Sie befinden sich im Service: RWTH High Performance Computing (Linux)

Limitations of the GPU Nodes

Limitations of the GPU Nodes

Detailinformation 

Runtime Limit on the GPU Login nodes

Since the GPUs of the GPU login nodes run in exclusive mode (see below), long running GPU programs hinder other users interactive GPU usage and their experience. Therefore, we require Friendly Usage on all GPU login nodes. To guarantee high availability for all users, we may kill (with SIGXCPU) processes that use more than 10 minutes of GPU time on the GPU login nodes. We may also ban users who repeatedly abuse the GPU login nodes.

If your programs need more than 10 minutes of runtime, you can use salloc or start an interactive batchjob with X11 forwarding.

Exclusive GPU Mode

GPUs are assigned to users in "exclusive" mode ('exclusive process'). Trying to use a GPU assigned to a different user will get produce an error message.  Some applications need to define the GPU device to use, so you must define the one assigned to you by Slurm. Some Programs can automatically use any available GPU device (if there is one). However, if you set a specific device number, you will have to wait until that device becomes available (and try it again).

Keep in mind that debugging sessions may run on device 0 (default) and therefore you might experience problems if that device 0 is not assigned to you.

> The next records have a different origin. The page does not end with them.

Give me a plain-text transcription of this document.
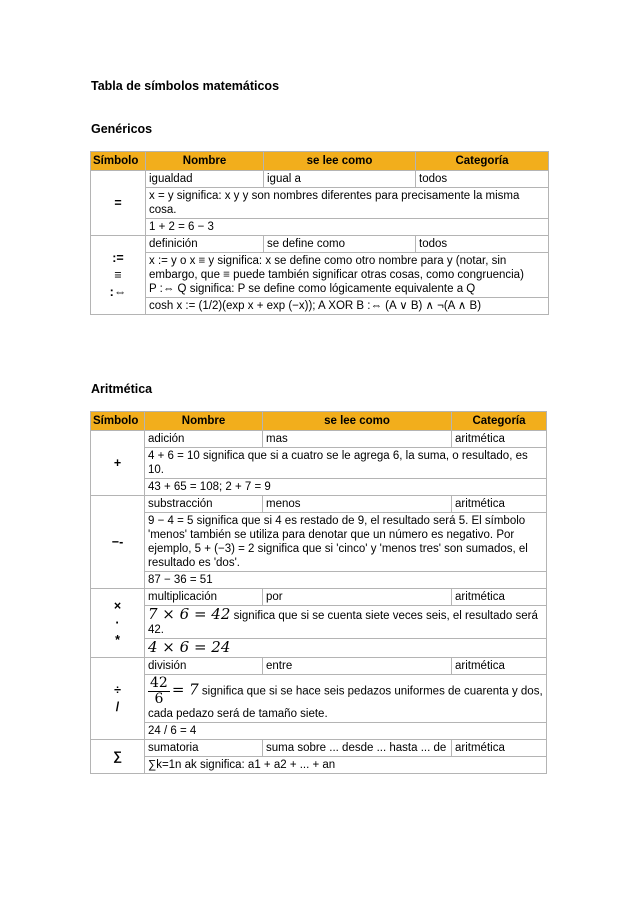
Tabla de símbolos matemáticos
Genéricos
Símbolo	Nombre	se lee como	Categoría
=	igualdad	igual a	todos
	x = y significa: x y y son nombres diferentes para precisamente la misma cosa.		
	1 + 2 = 6 − 3		

:=
≡
:⇔	definición	se define como	todos

	x := y o x ≡ y significa: x se define como otro nombre para y (notar, sin embargo, que ≡ puede también significar otras cosas, como congruencia)
P :⇔ Q significa: P se define como lógicamente equivalente a Q		

	cosh x := (1/2)(exp x + exp (−x)); A XOR B :⇔ (A ∨ B) ∧ ¬(A ∧ B)		
Aritmética
Símbolo	Nombre	se lee como	Categoría
+	adición	mas	aritmética
	4 + 6 = 10 significa que si a cuatro se le agrega 6, la suma, o resultado, es 10.		
	43 + 65 = 108; 2 + 7 = 9		
−-	substracción	menos	aritmética
	9 − 4 = 5 significa que si 4 es restado de 9, el resultado será 5. El símbolo 'menos' también se utiliza para denotar que un número es negativo. Por ejemplo, 5 + (−3) = 2 significa que si 'cinco' y 'menos tres' son sumados, el resultado es 'dos'.		
	87 − 36 = 51		

×
·
*	multiplicación	por	aritmética
	7 × 6 = 42 significa que si se cuenta siete veces seis, el resultado será 42.		
	4 × 6 = 24		

÷
/	división	entre	aritmética

	$\frac{42}{6} = 7$ significa que si se hace seis pedazos uniformes de cuarenta y dos, cada pedazo será de tamaño siete.		
	24 / 6 = 4		
∑	sumatoria	suma sobre ... desde ... hasta ... de	aritmética
	∑k=1n ak significa: a1 + a2 + ... + an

If you would like to run on a certain GPU (e.g. debugging a non-default device), you may mask certain GPUs by setting a environment variable:

CUDA_VISIBLE_DEVICES=<GPU ID>

Remember that for batch jobs, Slurm decided which GPU you receive and you can not change it.

GPU Boost

GPU boost means that the clock speed of a GPU is increased if its maximum power capacity is not fully used by the application. Although the tool nvidia-smi shows that auto boost is N/A, the default clocking behavior of the GPUs uses boost capabilities if possible. You can read the current clock frequency with:

nvidia-smi -q -d CLOCK

If you want to disable cuda Auto boost, set the following environment variable:

export CUDA_AUTO_BOOST=0

NVLink Usage (Pascal and Volta GPUs)

While the GPUs are attached to the host via PCIe, both Pascal/Volta GPUs within a host node are connected to each other via NVLink. You can check these data by nvidia-smi command,

ab123456@login18-g-1:~[505]$ nvidia-smi nvlink --status -i 0
GPU 0: Tesla V100-SXM2-16GB (UUID: GPU-388a149d-072d-881b-469c-a3e3c7c4dc19)
         Link 0: 25.781 GB/s
         Link 1: <inactive>
         Link 2: 25.781 GB/s
         Link 3: <inactive>
         Link 4: <inactive>
         Link 5: <inactive>
ab123456@login18-g-1:~[506]$ nvidia-smi nvlink --status -i 1
GPU 1: Tesla V100-SXM2-16GB (UUID: GPU-142d0ca2-b09d-9c28-5583-7b3b749571f9)
         Link 0: <inactive>
         Link 1: 25.781 GB/s
         Link 2: 25.781 GB/s
         Link 3: <inactive>
         Link 4: <inactive>
         Link 5: <inactive>

If you want to use NVLink, you might need to adapt your program correspondingly. In CUDA, this could be done in the following:

unsigned int flags = 0;

cudaSetDevice(0);
cudaDeviceEnablePeerAccess(1,flags);
...
cudaSetDevice(1);
cudaDeviceEnablePeerAccess(0,flags);
...
// for example; copy data between both GPUs
cudaMemcpy(<dataDest>, <dataSrc>, <size>, cudaMemcpyDeviceToDevice); // Be aware: This can be an asynchronous copy over NVLink!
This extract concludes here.